Coding and non-coding gene expression

To validate the ribosomal depletion RNA-seq protocol and confirm the presence of both coding and non-coding genes in the dataset, we performed a biotype annotation count. The results, presented in Fig. 6 confirm the expected representation of both coding and non-coding genes. The bar plot highlights the distribution of the most frequent biotypes, classified into four groups: protein-coding genes, processed pseudogenes, and long non-coding RNAs (lncRNAs), with less abundant non-coding biotypes grouped under “other non-coding” RNA species. The inclusion of non-coding genes in this dataset provides an opportunity to explore both the transcriptomic landscape and the regulatory mechanisms of gene expression within the same dataset.

Fig. 6
figure 6

Biotype annotation counts. Distribution of coding and non-coding gene biotypes among the analyzed features. Protein-coding genes represent the majority (17,148 genes), followed by processed pseudogenes (2,869 genes), long non-coding RNAs (lncRNAs, 2,040 genes), and other non-coding RNAs (328 genes). In total, 22,385 genes were annotated by biotype out of 35,144 total genes present in the dataset, highlighting the inclusion of both coding and non-coding transcriptomic features.

Usage Notes

The gene expression data presented here provide a valuable resource for investigating the effects of TDP-43 depletion and mutant expression in NSC-34 cells, a widely used cellular model of ALS and related NDDs.
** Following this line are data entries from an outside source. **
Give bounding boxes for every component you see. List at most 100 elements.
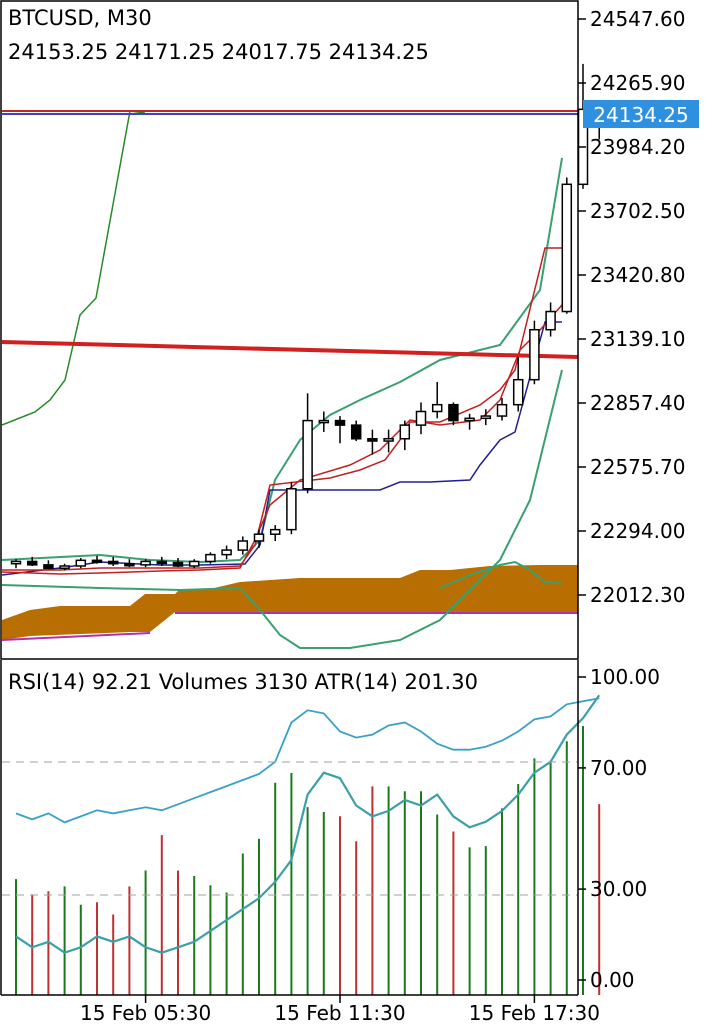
price-tick-label: 22012.30 (590, 583, 685, 607)
candle-body (350, 424, 362, 440)
candle (75, 558, 87, 569)
bollinger-lower-line (1, 369, 563, 649)
candle-body (172, 561, 184, 567)
price-tick-label: 23139.10 (590, 327, 685, 351)
candle-body (237, 540, 249, 551)
candle-body (367, 438, 378, 442)
price-tick-label: 24547.60 (590, 7, 685, 31)
candle-body (480, 415, 492, 420)
candle-body (156, 560, 168, 565)
price-axis: 24547.60 24265.90 23984.20 23702.50 23420.80… (578, 7, 685, 607)
candle-body (383, 438, 394, 442)
time-tick-label: 15 Feb 11:30 (274, 1001, 405, 1025)
red-line-thin (1, 304, 563, 575)
price-tick-label: 24265.90 (590, 71, 685, 95)
candle (529, 320, 540, 385)
candle-body (253, 533, 265, 542)
candle-body (464, 417, 475, 422)
candle-body (43, 564, 54, 570)
candle-body (59, 565, 70, 570)
candle (383, 429, 394, 453)
price-pane-frame (0, 0, 579, 660)
green-lagging-line (1, 110, 146, 426)
candle-body (561, 183, 573, 313)
rsi-tick-label: 0.00 (590, 968, 635, 992)
price-tick-label: 23702.50 (590, 199, 685, 223)
candle-body (10, 560, 22, 565)
chikou-cyan-line (439, 560, 563, 589)
ohlc-readout: 24153.25 24171.25 24017.75 24134.25 (8, 40, 429, 64)
rsi-tick-label: 30.00 (590, 877, 647, 901)
price-tick-label: 23984.20 (590, 135, 685, 159)
time-tick-label: 15 Feb 05:30 (80, 1001, 211, 1025)
candle (302, 393, 313, 494)
candle (221, 545, 232, 560)
candle (269, 525, 281, 541)
candle-body (188, 560, 200, 567)
rsi-line (15, 694, 601, 954)
current-price-tag (583, 100, 699, 128)
candle-body (496, 403, 508, 417)
price-tick-label: 22294.00 (590, 519, 685, 543)
rsi-tick-label: 70.00 (590, 756, 647, 780)
candle (10, 559, 22, 569)
candle-body (512, 378, 524, 406)
price-tick-label: 22575.70 (590, 455, 685, 479)
candle (431, 381, 443, 419)
candle (286, 481, 297, 535)
candle-body (545, 310, 556, 331)
candle (124, 559, 135, 568)
candle-body (529, 328, 540, 381)
candle (561, 177, 573, 314)
candle (26, 556, 38, 566)
candle (318, 411, 330, 432)
rsi-tick-label: 100.00 (590, 665, 660, 689)
candle (205, 552, 216, 564)
symbol-timeframe: BTCUSD, M30 (8, 6, 152, 30)
candle (448, 402, 459, 426)
candle-body (26, 560, 38, 566)
candle-body (334, 419, 346, 426)
candle (156, 556, 168, 566)
price-tick-label: 22857.40 (590, 391, 685, 415)
candle (415, 402, 427, 435)
candle (334, 416, 346, 444)
candle-body (91, 559, 103, 564)
red-line-step (2, 247, 562, 571)
current-price-label: 24134.25 (593, 103, 688, 127)
candle-body (431, 403, 443, 413)
time-tick-label: 15 Feb 17:30 (469, 1001, 600, 1025)
candle-body (107, 560, 119, 565)
candle-body (302, 419, 313, 490)
candle-body (318, 419, 330, 424)
candle-body (448, 403, 459, 422)
candle (59, 563, 70, 571)
bollinger-upper-line (1, 157, 563, 564)
candle (43, 560, 54, 570)
indicator-readout: RSI(14) 92.21 Volumes 3130 ATR(14) 201.3… (8, 670, 478, 694)
candle (367, 429, 378, 455)
candle-body (221, 549, 232, 556)
candle (237, 536, 249, 555)
price-tick-label: 23420.80 (590, 263, 685, 287)
candle (512, 356, 524, 412)
candle (140, 559, 151, 568)
candle-body (399, 424, 411, 440)
candle (545, 302, 556, 337)
rsi-axis: 100.00 70.00 30.00 0.00 (578, 665, 660, 992)
cloud-bottom-line-left (1, 632, 151, 641)
candle (480, 409, 492, 426)
candle (496, 397, 508, 421)
candle (350, 420, 362, 442)
volume-bars-group (15, 725, 601, 995)
candle-body (269, 528, 281, 535)
candle-body (286, 487, 297, 531)
candle-body (205, 553, 216, 563)
candle-body (124, 562, 135, 567)
candle-body (140, 560, 151, 566)
candle-body (75, 559, 87, 567)
time-axis: 15 Feb 05:30 15 Feb 11:30 15 Feb 17:30 (80, 995, 600, 1025)
atr-line (15, 697, 600, 824)
candle (399, 420, 411, 451)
This dataset supports differential expression analysis, enabling researchers to identify key cellular functions affected by the depletion, as well as overexpression of wild-type or mutant TDP-43. Importantly, the inclusion of non-coding RNAs expands the analytical potential by allowing the construction of comprehensive gene regulatory networks. This approach offers deeper insights into the interplay between coding and non-coding RNAs in regulating gene expression in motor neurons following TDP-43 loss-of-function or mutation.